Macroeconomics and Health (CMH)

MacroHealth Newsletter

No. 10, August 2004

Enhanced Investments in Health & Stronger Health Systems Based on Primary Care

The countries of WHO's South-East Asia Region have seen significant improvements in health in recent decades. Unfortunately, many of these health gains have bypassed the poor and the vulnerable. Economic development has not resulted in achievement of national and global health goals. Pressing health challenges include drug-resistant malaria, which threatens an estimated 500 million people in the Region, which also reports 40% of all tuberculosis cases worldwide. The increasing incidence of non-communicable diseases, together with communicable diseases, impose a double burden of diseases. The rapidly increasing threat of HIV/AIDS has affected nearly 6 million people. Among other issues, public health expenditure per capita in the Region is very low. High out-of-pocket and catastrophic health spending often pushes people into poverty.

On assuming office in March this year, I outlined my vision for health development. This included the need to address health inequities; to ensure basic services for all, especially the poor; and to place health at the centre of development. Achieving these and meeting the Millennium Development Goals (MDGs) depends on building stronger health systems. Increased health investment is required, as recommended by the Commission on Macroeconomics and Health (CMH), for scaling up essential health interventions.

A number of countries in the Region are pursuing WHO's Macroeconomics and Health (MH) approach. This has helped to focus high-level attention on the role of health in socioeconomic development and supports the development of pro-poor health policies. The process contributes to strengthening national health planning, improving equitable access to quality health care and promoting more effective partnerships. The Regional Office will continue to provide requested support to countries as they work towards development of national Health Investment Plans.

In April 2004, the WHO Asian Civil Society Conference on Macroeconomics and Health in Sri Lanka brought together about 60 representatives of national and international NGOs active in WHO's South-East Asia and the Western Pacific regions. The governments of the countries concerned were also represented. It examined how civil society organizations could contribute to improving the health of the poor.

The challenges are indeed daunting. But, together – WHO, Member States, development partners and other stakeholders, including NGOs, have the requisite will and resources to convert challenges into opportunities. At the 9th meeting of the Health Secretaries of the countries of our Region held in New Delhi in July 2004, I stated: “The Commission on Macroeconomics and Health has provided us with evidence that increased investment in health leads effectively to social and economic development. It is, therefore, our task to persuade our political leaders to increase resource allocation for health development, since this is a highly productive investment for any country.”

I am confident that Member States of our Region will redouble their efforts to enhance investments in health to ensure a healthy future for their citizens. We look forward to inter-regional collaboration in this important area.

Samlee Plianbangchang, M.D., Dr.P.H.
WHO Regional Director for the South-East Asian Region


India pledges to increase domestic investment in health

The Indian government is planning to raise its public health allocation from 0.9% of GDP to over two percent over the next five years, announced India's president A.P.J. Abdul Kalam in June 2004. He said that increased spending would be directed towards primary health care. This announcement is consistent with other early signs of strong commitment by the newly-formed Indian government, led by Prime Minister Manmohan Singh, to invest in the health of the poor. In a speech given as Prime Minister-designate, Dr Singh included the fight against poverty as one of his government's priorities and said he would ensure that the needs of the poor are addressed in the economic reform agenda.

As one of the original members of the Commission on Macroeconomics and Health, Dr Singh was instrumental in development of the recommendations of the 2001 CMH Report. The Commission emphasized the central role of health in economic development and urged developing and developed countries to increase financial resources for health, particularly for poor people. As finance minister of India from 1991 to 1996, Dr Singh paved the way for rapid economic growth by undertaking a restructuring of the role of the government. His vision involves a mix of reforms conducive to business while at the same time retaining a strong role for government in areas like basic education and basic health care. His government's pledge is especially important given the current low level of government spending on health in India and the high ratio of private spending on health care.

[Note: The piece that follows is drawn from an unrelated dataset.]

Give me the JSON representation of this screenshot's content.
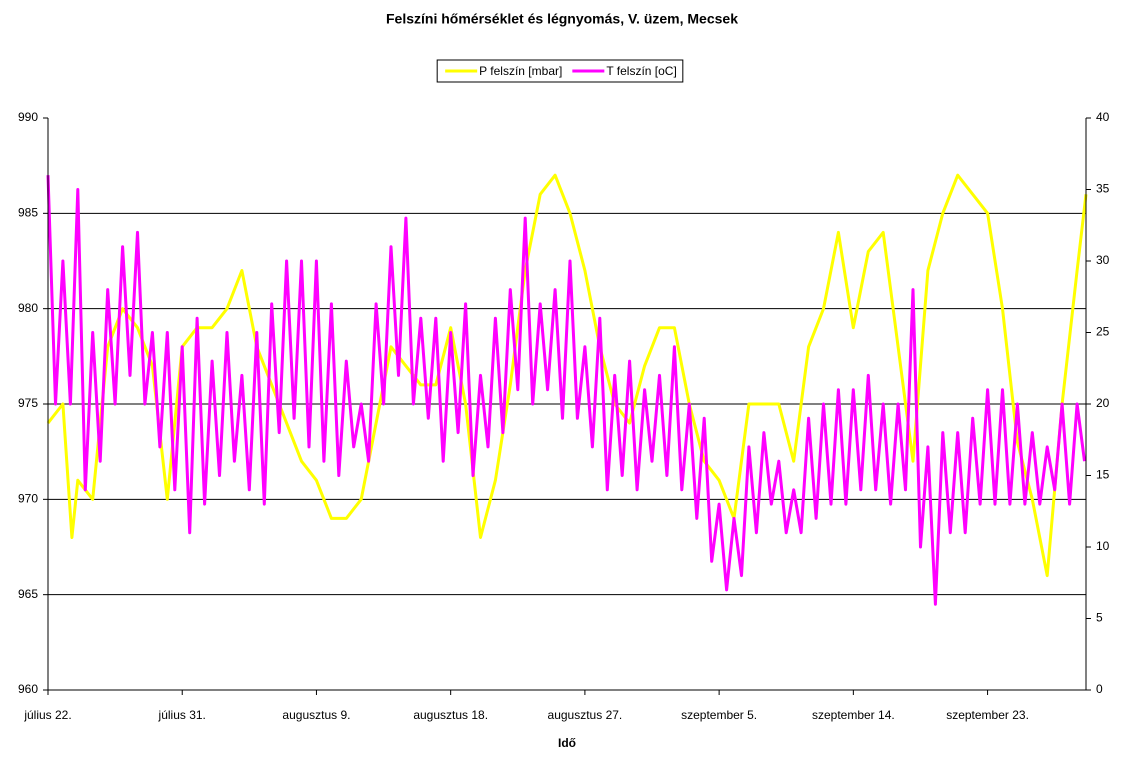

Macroeconomics and Health work in India is moving forward with determination. In 2003, the Government of India decided to establish a Temporary National Commission on Macroeconomics and Health (NCMH). The technical sub-Commission of this body plans to identify key issues for India, including an assessment of the current health financing mechanisms and options for mobilizing additional resources, determining the cost of an essential health services package, and the role of the public and private sector in delivery of this package. This work will result in a report that will input into India's Health Investment Plan.